To analyse the cell cycle, cells were transfected with RCC1‐siRNA and NC‐siRNA, and digested and washed twice with PBS and fixed with 75% precooled ethanol. Subsequently, the cell cycle analysis was performed by flow cytometry (BD Biosciences, USA).

For cell cycle apoptosis, after the same transfection for 48 hours, the cells were collected with PBS and centrifuged 3 times. Apoptosis was then detected by Annexin V‐FITC APOPTOSIS KIT (Ebioscience, USA) and analysed by Flow cytometry according to the instructions (BD Biosciences, USA).

In vivo experiments

RCC1 knockdown was performed by lentiviral vector for RNA interference. The lentivirus particles that short hairpin RNA specific for mouse RCC1 (RCC1 shRNA) or scrambled oligonucleotides (Negative control shRNA) were synthesized by GenePharma (Shanghai, China). The sequences used were as follows: 5′‐GCCGTGTACCTGAATTATT‐3′ for RCC1, and 5′‐TTCTCCGAACGTGTCACGT‐3′ for scrambled sequence. The shRNA‐RCC1 gene fragment was inserted into the lentiviral vector pGLV3/H1/GFP + Puro to construct the lentiviral expression LV3‐RCC1‐shRNA. To construct LLC‐RCC1‐shRNA and LLC‐scrambled‐shRNA stable transfectant, LLC cells were seeded into 6‐well plates with antibiotic‐free medium overnight and transfected with lentivirus at 30%‐50% confluence. After 48 hours' transfection, puromycin (5 μg/mL) was used to treat the cells for 7 days, and knockdown efficiency was assessed by qPCR and Western blot analysis.

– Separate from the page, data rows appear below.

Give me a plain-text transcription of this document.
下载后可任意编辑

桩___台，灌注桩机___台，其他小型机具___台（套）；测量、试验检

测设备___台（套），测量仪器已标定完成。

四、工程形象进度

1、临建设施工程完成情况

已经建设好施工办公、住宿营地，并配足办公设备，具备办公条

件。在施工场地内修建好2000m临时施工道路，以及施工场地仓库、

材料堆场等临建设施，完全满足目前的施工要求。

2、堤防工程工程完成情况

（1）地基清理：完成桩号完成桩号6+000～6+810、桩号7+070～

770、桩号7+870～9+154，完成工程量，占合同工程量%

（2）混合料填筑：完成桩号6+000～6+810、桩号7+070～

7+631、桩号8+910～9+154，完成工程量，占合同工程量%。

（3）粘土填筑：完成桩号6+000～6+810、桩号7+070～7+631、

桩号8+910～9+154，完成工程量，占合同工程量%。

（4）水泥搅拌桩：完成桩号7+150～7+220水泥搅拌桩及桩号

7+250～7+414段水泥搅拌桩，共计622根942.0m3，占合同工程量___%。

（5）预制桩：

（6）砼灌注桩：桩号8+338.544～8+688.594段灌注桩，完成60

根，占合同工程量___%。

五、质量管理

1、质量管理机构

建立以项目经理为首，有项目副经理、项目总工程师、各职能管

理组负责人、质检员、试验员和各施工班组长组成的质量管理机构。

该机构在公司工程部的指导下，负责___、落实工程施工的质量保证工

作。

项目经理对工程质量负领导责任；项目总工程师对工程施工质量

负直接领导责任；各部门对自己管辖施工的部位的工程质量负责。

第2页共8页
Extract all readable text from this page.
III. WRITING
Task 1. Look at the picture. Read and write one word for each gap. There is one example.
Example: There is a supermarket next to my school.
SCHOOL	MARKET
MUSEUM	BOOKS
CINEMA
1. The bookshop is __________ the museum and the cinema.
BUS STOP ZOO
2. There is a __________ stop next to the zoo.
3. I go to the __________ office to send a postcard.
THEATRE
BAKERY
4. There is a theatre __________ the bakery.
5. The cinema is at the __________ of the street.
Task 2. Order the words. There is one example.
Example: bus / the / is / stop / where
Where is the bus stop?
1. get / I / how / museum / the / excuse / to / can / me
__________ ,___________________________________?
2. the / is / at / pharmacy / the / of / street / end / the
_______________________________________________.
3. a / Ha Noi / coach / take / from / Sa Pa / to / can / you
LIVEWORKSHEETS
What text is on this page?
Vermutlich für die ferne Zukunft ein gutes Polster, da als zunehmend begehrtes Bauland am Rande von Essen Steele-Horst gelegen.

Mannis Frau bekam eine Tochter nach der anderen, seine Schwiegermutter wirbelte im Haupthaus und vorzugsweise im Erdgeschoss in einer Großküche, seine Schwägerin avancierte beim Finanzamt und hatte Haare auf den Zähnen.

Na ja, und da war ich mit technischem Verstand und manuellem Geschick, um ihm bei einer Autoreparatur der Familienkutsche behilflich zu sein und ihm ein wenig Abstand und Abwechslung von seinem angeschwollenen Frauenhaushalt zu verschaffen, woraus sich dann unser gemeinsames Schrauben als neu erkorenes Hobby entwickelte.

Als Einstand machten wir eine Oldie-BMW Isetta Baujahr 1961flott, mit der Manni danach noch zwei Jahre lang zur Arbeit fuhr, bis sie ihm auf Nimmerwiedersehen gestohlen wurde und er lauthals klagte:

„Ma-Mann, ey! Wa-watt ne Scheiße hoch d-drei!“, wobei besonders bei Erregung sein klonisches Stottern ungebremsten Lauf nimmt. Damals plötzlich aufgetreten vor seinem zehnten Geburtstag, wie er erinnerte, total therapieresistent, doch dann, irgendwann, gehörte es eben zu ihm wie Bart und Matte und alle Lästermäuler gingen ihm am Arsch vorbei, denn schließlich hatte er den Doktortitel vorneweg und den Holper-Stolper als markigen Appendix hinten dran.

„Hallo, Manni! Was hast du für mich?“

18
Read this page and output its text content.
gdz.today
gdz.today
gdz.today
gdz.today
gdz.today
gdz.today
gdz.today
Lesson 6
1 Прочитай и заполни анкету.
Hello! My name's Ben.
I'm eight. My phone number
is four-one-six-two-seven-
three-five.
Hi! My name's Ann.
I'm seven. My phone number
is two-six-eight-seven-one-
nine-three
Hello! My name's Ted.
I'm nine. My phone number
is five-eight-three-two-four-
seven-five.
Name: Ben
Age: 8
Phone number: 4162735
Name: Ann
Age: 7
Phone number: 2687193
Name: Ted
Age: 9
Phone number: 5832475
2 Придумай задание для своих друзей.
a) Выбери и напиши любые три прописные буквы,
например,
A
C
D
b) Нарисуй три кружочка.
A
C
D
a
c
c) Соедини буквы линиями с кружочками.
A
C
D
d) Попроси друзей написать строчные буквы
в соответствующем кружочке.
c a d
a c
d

Mice were randomly divided into two groups—the NC group and the shRCC1 group—with 8 mice per group, and total 1 × 107 LLC‐RCC1‐shRNA cells or LLC‐scrambled‐shRNA cells were suspended in 100 μL of PBS and injected subcutaneously into the left armpits of 6‐week‐old C57BL/6J wild‐type mice, respectively. After 1 week, when the tumours were measurable, the mice were randomly assigned into 4 groups with 4 mice each (“PD‐L1” in the name of groups represent “PD‐L1 monoclonal Antibody”).

Group I: NC‐shRNA group

Group II: NC‐shRNA group + PD‐L1

Group III: RCC1‐shRNA group

Group IV: RCC1‐shRNA group + PD‐L1

The group II and IV were conducted by intraperitoneal injection (200 μg/mouse in 200 μL PBS saline buffer) every 3 days for a total of 4 injections. Xenograft size was assessed twice a week by calliper measurement and calculated using the following equation: Volume = 0.5 × length × width2. The mice were sacrificed in day 22 after injection and the allografts were removed and weighed. Animal experiments were approved by the Ethics Committee of the First Affiliated Hospital of Chongqing Medical University.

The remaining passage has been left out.